This is from the same guy who basically said were are nothing more than hacks at the start of the season and predicted us to finish last. FOOL!!
Also, he says a "premiership team's backline" would expose Anthony....um, didn't he kick 6 goals against Essendon?
Courtesy of www.realfooty.com.au
Future rosy for the black-and-white army
By DERMOTT BRERETON
Collingwood will not make the finals this year. That is certain. What is almost as certain is that it definitely will in the near future. More than likely next year.
The season the Magpies have had this year is the one that I thought they would have next year. They are a year ahead of schedule.
We often hear various clubs say that they are going to strip their list back and rebuild from the ground up. In reality, this usually means that the club is buying your patience because it has failed to be competitive.
But Collingwood has performed the real McCoy in rebuilding. It stripped back the list from what was there five years ago and gave it a total overhaul. It started under Tony Shaw. As a coach he did the hard yards with an ordinary list and high draft picks were the result. This has meant that the top-quality kids that they once missed out on were theirs for the plucking.
Therefore, the best thing that has happened to Collingwood since its 1990 premiership was a few years at the bottom.
The ability to attract these junior stars, such as Josh Fraser, to the club is as exciting as seeing Shaw hold the 1990 premiership cup aloft.
But rebuilding is not finished yet.
A football team is like a car. You are not going to make it perfect because there is not one perfect component (player).
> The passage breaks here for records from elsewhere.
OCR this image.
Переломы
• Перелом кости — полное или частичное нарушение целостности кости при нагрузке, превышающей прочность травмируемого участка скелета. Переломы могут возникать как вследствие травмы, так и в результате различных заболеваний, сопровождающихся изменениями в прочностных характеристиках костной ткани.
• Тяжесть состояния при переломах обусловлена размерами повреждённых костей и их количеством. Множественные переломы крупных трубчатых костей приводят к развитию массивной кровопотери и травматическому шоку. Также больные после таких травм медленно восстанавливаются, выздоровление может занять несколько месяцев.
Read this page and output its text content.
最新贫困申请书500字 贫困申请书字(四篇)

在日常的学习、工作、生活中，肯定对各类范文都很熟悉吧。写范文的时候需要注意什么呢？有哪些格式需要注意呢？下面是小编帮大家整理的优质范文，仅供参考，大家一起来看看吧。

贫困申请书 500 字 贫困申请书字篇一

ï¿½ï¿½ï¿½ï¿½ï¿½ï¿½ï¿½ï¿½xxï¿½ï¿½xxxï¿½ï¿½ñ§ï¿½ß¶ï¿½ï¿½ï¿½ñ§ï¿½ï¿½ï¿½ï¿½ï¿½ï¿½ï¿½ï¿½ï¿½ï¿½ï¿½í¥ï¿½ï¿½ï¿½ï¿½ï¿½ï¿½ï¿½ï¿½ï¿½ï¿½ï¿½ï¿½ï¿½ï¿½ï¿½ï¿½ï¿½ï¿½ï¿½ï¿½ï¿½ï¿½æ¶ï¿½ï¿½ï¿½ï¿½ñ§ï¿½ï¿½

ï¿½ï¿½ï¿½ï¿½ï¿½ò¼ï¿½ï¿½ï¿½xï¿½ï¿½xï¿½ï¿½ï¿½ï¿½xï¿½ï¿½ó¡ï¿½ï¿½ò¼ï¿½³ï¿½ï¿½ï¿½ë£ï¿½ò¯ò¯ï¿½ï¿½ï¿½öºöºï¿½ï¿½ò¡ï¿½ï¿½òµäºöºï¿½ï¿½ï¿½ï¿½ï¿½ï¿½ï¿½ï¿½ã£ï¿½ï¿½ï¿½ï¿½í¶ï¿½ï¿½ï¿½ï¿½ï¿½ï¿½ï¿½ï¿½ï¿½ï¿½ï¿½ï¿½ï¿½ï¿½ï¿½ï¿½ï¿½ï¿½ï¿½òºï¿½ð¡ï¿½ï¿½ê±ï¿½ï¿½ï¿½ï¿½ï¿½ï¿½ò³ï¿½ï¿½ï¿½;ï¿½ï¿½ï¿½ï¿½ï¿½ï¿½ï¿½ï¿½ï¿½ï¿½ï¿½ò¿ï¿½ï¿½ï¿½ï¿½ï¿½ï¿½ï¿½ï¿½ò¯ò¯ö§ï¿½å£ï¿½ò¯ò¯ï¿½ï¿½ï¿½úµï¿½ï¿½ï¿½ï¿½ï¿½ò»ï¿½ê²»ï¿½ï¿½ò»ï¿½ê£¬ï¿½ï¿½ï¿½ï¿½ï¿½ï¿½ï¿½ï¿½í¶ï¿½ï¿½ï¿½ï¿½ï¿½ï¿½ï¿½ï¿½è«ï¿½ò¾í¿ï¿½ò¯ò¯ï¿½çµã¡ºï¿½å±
But Essendon is near enough to the finished product. It has loads of grunt in the engine room (midfield). A solid chassis from the front bumper bar, all the way through to the rear (key-position players down the spine). A beautifully balanced set of wheels (pace out wide). And a few accessories that can perform little tricks.
The Magpies' rebuilding should still aim at the chassis. Forget the rumors that they are chasing Spider Everitt as their No.1 target. They would probably like him, but Darren Gaspar would be their dream choice.
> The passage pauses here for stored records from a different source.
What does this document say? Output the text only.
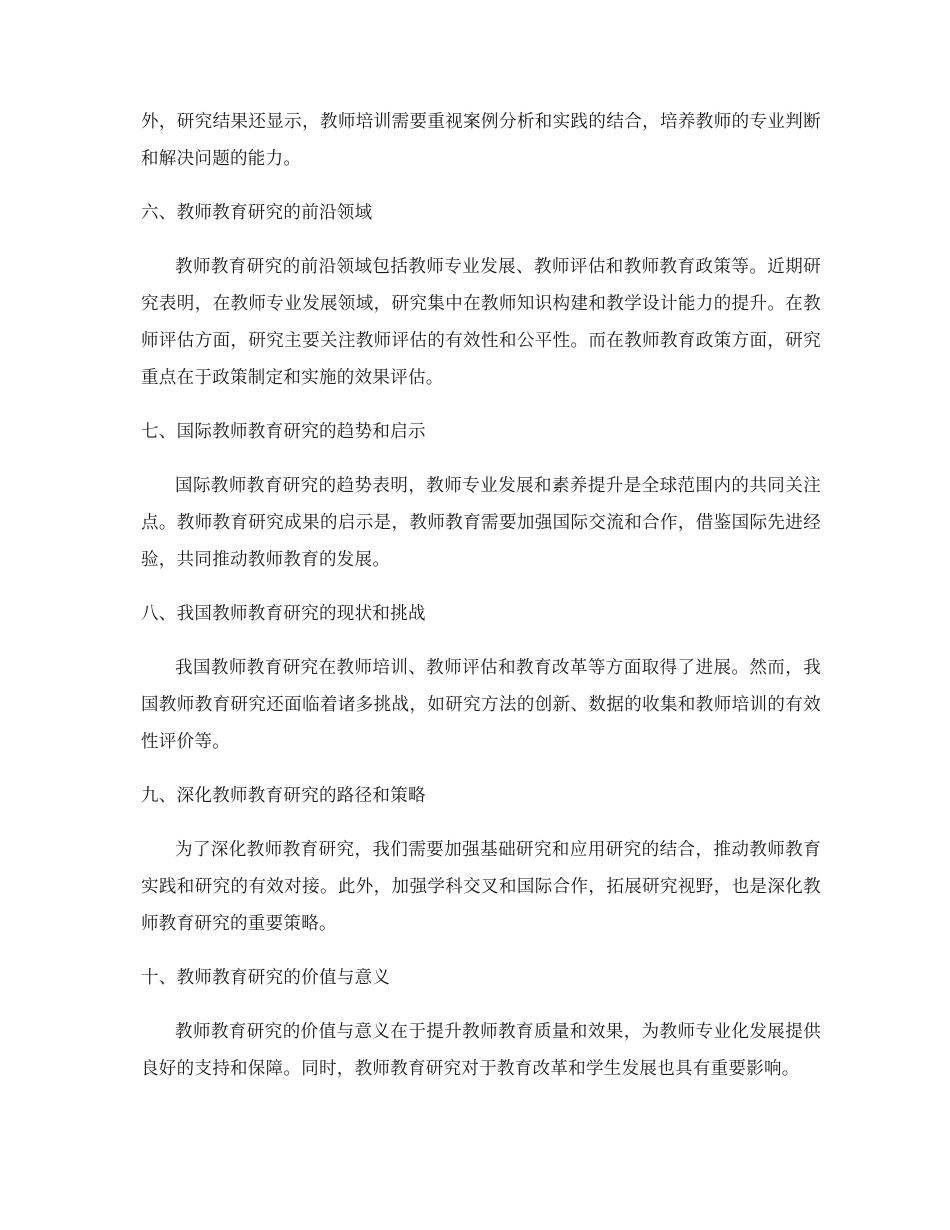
外，研究结果还显示，教师培训需要重视案例分析和实践的结合，培养教师的专业判断和解决问题的能力。

六、教师教育研究的前沿领域

教师教育研究的前沿领域包括教师专业发展、教师评估和教师教育政策等。近期研究表明，在教师专业发展领域，研究集中在教师知识构建和教学设计能力的提升。在教师评估方面，研究主要关注教师评估的有效性和公平性。而在教师教育政策方面，研究重点在于政策制定和实施的效果评估。

七、国际教师教育研究的趋势和启示

国际教师教育研究的趋势表明，教师专业发展和素养提升是全球范围内的共同关注点。教师教育研究成果的启示是，教师教育需要加强国际交流和合作，借鉴国际先进经验，共同推动教师教育的发展。

八、我国教师教育研究的现状和挑战

我国教师教育研究在教师培训、教师评估和教育改革等方面取得了进展。然而，我国教师教育研究还面临着诸多挑战，如研究方法的创新、数据的收集和教师培训的有效性评价等。

九、深化教师教育研究的路径和策略

为了深化教师教育研究，我们需要加强基础研究和应用研究的结合，推动教师教育实践和研究的有效对接。此外，加强学科交叉和国际合作，拓展研究视野，也是深化教师教育研究的重要策略。

十、教师教育研究的价值与意义

教师教育研究的价值与意义在于提升教师教育质量和效果，为教师专业化发展提供良好的支持和保障。同时，教师教育研究对于教育改革和学生发展也具有重要影响。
They have three brave and dependable key backmen - Mark Richardson, Simon Prestigiacomo and Shane Wakelin. For the physical attributes they bring to the game, you cannot fault them. Unfortunately, they are all essentially the same player. The same car part. A tall, dependable, one-paced player with no real tricks who the league's gun forwards will kick goals on more often than not.
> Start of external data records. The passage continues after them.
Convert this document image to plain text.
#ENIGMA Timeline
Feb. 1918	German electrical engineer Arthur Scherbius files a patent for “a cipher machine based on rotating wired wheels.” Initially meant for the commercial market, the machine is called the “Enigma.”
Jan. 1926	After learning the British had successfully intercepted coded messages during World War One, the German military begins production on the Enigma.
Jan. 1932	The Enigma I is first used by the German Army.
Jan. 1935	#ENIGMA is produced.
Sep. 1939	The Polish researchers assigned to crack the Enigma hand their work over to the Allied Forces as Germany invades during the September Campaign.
They are all basically No.2 backmen who need someone such as Gaspar, Steve Silvagni, Justin Leppitsch, Jonathon Hay or Dustin Fletcher to pick up the opposition's best forward. As it stands, one of them has to draw the short straw each week.
Mick Malthouse has recruited from within the AFL better than anyone thought at the start of the year. Me included. The recycled players he got to the club all had heavy baggage. That's why teams offer them up. Malthouse has worked on these weaknesses and they are seldom seen. Put James Clement back in the Dockers' line-up and he'd more than likely fall into the old habits that saw him regularly become an irregular at that club.
Malthouse utilises these guys within their limitations and the result has been excellent. If you told a Fremantle person at the start of the year that Clement was to be trusted with stopping James Hird in round 20 they would have thought you were mad. But Clement has been so good for Collingwood this year that he deserved to play on the competition's best player.
The Magpies could do with another developing A-grade midfielder in the engine room.
Their forward line is good. But there is a question mark over Anthony Rocca, who is currently in form. He has the ability to carry the Magpies to an appointment on grand final day, but unless he can run for longer intensive periods, a premiership team's backline will exploit him.
Collingwood is serious about building a premiership team, so it should be serious about turning Rocca into a player who can run out 120 minutes of a grand final - not just a prodigious talent who runs out on to the ground and then shortly afterwards runs out of steam.
Ed keeps telling me everything is brilliant at Collingwood off the field. How would I know any different? Ed could sell you a reason for a lynch mob stringing up the Easter Bunny.
But when he tells me that everything is moving ahead as planned on the field, I know he is right and the vehicle is being meticulously built from the wheels up.
JDF
Gee, hasn't Dermott changed his stance!!